The spreadsheet evaluates three units — 75-ton draw-through (Column C), 90-ton draw-through (Column D), and 90-ton blow-through (Column E) — for one project. Columns C, D, and E show how capacity and configuration affect ability to meet the calculated load. Column E also shows how relaxing the design indoor humidity (55 percent instead of 50 percent) affects performance.
Columns F and G of the spreadsheet compare a 75-ton blow-through unit and a 60-ton draw-through unit for another project.
Figures 1 and 2 show the psychrometric process for a 75-ton draw-through unit (“DT-75” in Column C of the spreadsheet) and a 75-ton blow-through unit (“BT-75” in Column F of the spreadsheet), respectively. Column B of the spreadsheet lists the state points in figures 1 and 2.
Lines 11 to 13 (outdoor-air conditions)
The spreadsheet calculates specific humidity (pounds of water per pound of dry air) for design dry-bulb temperature and mean coincident wet-bulb temperature. These values are an important part of documenting design criteria for a project. They are used in subsequent calculations.

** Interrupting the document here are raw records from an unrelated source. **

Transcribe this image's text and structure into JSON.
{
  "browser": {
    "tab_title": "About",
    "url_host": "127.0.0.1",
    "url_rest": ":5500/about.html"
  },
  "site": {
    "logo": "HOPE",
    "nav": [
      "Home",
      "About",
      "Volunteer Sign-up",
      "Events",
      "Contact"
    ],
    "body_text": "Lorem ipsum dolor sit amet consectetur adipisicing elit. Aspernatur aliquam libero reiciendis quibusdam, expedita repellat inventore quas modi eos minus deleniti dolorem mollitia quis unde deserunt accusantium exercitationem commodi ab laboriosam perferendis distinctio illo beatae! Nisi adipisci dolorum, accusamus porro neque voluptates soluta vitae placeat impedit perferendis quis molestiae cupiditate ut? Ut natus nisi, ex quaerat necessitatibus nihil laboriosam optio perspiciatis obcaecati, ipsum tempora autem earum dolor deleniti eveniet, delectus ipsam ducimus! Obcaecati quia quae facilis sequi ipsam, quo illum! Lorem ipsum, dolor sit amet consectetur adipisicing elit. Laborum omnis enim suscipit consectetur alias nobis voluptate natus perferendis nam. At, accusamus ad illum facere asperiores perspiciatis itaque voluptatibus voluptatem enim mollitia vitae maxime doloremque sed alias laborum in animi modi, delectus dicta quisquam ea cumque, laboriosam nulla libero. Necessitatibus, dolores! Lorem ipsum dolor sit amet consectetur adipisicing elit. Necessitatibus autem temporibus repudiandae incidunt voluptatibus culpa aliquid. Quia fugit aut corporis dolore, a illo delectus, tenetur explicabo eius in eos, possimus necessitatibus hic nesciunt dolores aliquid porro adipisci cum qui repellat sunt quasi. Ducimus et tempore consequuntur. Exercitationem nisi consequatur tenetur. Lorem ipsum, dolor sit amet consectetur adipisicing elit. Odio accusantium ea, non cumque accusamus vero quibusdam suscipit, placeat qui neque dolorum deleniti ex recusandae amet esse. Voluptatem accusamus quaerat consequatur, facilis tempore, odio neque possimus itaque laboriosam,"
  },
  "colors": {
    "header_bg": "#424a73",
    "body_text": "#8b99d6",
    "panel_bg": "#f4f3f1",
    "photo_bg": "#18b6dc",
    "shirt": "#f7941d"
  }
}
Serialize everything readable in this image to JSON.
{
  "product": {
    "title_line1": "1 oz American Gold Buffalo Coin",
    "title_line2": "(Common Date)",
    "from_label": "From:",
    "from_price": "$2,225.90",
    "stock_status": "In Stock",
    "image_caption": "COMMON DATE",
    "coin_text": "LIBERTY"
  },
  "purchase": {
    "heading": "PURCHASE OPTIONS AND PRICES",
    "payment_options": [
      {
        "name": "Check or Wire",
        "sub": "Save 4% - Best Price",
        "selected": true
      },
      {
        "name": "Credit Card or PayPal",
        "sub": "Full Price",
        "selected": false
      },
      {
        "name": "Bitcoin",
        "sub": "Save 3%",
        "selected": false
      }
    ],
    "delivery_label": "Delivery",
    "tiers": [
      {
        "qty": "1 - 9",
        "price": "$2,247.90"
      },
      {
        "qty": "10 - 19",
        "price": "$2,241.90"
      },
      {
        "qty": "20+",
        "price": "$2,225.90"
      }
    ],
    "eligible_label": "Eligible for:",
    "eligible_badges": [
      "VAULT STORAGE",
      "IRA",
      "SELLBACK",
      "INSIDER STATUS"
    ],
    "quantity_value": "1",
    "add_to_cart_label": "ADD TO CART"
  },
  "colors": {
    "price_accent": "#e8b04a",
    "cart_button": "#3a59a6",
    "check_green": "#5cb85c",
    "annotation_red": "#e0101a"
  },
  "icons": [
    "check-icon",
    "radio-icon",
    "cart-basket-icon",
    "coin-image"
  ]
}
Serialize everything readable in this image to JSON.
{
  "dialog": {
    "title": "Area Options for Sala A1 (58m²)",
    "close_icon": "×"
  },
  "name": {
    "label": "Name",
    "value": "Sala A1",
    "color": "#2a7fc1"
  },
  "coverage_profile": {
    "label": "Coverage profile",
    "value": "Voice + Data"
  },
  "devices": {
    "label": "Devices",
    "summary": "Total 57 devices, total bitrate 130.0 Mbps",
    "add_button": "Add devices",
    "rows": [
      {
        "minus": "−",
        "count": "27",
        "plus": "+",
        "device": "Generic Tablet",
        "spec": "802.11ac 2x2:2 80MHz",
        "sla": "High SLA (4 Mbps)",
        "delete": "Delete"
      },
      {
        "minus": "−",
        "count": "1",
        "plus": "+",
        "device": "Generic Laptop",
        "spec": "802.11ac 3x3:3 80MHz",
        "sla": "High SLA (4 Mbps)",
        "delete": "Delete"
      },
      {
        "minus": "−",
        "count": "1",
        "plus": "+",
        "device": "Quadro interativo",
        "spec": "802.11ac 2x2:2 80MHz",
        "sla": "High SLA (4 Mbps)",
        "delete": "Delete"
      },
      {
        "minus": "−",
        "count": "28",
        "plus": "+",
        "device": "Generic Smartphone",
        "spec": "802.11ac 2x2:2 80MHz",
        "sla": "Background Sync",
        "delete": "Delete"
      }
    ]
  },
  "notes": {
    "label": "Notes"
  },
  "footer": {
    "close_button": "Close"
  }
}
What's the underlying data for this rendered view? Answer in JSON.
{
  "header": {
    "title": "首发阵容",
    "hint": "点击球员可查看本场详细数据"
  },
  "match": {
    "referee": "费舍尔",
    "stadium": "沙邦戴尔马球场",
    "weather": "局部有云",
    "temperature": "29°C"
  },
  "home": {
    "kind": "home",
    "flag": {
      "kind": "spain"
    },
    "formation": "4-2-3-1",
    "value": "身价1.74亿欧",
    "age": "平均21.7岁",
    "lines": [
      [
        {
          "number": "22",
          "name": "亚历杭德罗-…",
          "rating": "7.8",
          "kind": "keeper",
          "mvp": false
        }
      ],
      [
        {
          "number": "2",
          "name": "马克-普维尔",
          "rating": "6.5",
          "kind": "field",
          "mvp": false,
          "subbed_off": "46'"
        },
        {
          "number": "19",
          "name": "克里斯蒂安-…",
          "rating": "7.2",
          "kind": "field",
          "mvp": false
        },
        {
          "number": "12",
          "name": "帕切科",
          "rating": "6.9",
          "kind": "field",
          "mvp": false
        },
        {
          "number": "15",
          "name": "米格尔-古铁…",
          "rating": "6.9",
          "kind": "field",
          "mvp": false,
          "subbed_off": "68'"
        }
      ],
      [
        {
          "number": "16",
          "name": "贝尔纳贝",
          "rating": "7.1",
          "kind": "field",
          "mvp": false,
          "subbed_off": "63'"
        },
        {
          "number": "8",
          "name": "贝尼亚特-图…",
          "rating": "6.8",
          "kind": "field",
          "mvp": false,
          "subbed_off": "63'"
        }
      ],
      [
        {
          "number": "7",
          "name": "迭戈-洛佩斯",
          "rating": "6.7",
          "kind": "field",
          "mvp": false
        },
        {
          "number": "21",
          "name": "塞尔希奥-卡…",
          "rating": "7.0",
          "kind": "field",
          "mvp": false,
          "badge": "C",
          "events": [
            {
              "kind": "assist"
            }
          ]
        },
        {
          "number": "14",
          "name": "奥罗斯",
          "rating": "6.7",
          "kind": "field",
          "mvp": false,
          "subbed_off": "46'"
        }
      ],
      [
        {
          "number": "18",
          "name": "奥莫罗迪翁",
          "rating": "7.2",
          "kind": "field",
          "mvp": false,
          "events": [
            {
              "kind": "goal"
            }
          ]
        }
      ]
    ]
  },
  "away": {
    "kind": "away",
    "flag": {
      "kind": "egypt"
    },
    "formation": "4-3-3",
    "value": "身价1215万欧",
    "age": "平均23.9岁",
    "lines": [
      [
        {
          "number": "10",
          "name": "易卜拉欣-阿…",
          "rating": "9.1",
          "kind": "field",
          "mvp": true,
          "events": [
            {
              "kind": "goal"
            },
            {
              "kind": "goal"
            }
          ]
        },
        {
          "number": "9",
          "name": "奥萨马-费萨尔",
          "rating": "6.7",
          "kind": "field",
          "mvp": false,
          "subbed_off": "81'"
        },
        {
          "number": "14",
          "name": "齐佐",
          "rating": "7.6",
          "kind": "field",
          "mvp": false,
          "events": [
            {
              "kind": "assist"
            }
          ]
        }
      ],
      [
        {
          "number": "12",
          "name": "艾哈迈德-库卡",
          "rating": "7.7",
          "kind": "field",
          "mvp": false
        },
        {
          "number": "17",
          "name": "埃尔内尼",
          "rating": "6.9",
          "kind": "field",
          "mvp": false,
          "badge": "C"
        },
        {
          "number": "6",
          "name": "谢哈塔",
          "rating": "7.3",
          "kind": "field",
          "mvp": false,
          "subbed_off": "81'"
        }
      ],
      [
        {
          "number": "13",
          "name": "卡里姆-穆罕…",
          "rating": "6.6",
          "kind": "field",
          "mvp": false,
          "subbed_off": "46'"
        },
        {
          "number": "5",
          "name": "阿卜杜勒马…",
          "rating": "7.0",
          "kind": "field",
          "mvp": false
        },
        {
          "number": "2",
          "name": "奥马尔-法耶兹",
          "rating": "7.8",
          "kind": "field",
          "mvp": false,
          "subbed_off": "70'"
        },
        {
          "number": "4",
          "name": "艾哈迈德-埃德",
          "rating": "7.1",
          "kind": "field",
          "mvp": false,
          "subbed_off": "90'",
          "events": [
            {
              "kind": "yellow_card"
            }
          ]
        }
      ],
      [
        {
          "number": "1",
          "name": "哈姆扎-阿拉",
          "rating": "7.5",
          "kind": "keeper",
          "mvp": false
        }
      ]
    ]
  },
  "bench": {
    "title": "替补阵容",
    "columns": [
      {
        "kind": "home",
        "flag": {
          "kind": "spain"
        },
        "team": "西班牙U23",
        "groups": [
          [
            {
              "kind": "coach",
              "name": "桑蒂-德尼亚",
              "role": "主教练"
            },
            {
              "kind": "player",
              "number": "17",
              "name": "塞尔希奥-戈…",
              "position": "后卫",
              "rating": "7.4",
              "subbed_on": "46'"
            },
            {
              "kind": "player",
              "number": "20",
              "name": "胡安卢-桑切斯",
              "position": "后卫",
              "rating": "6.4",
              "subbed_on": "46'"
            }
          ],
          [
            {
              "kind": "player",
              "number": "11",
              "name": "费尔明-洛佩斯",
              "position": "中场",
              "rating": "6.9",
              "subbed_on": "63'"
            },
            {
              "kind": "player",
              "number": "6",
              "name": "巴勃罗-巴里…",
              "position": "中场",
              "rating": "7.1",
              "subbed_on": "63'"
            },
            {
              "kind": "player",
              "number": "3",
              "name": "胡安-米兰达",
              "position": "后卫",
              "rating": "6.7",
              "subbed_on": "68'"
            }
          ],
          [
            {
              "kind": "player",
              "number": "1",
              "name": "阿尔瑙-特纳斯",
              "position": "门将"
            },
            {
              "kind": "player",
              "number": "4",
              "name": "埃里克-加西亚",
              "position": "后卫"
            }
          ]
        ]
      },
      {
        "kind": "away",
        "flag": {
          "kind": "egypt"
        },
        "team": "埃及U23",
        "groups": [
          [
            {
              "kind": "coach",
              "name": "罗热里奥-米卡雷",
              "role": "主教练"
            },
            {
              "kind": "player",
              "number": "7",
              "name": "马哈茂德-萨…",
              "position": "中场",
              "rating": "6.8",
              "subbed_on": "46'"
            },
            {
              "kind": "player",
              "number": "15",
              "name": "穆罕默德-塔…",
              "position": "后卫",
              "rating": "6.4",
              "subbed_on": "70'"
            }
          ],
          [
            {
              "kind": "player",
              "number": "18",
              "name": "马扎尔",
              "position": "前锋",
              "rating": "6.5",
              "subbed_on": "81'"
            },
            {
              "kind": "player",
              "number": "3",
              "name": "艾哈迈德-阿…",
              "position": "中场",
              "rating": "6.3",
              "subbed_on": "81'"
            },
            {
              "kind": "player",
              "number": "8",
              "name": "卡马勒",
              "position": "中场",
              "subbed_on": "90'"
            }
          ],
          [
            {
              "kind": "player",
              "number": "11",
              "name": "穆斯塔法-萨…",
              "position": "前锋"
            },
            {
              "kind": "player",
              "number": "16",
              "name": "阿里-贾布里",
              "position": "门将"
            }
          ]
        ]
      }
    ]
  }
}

In selecting a rooftop unit, some engineers check loads at both peak cooling (dry-bulb) temperature and peak dehumidification (wet-bulb) temperature. Peak dehumidification load usually occurs at a lower outdoor temperature than peak cooling load. The temperature of the air entering the condenser will be lower, so the rooftop-unit cooling capacity (determined from manufacturer data) might increase enough to meet the higher dehumidification load. The spreadsheet makes comparing performance at peak cooling temperature with performance at peak dehumidification temperature easy by calculating the two cases in adjacent columns.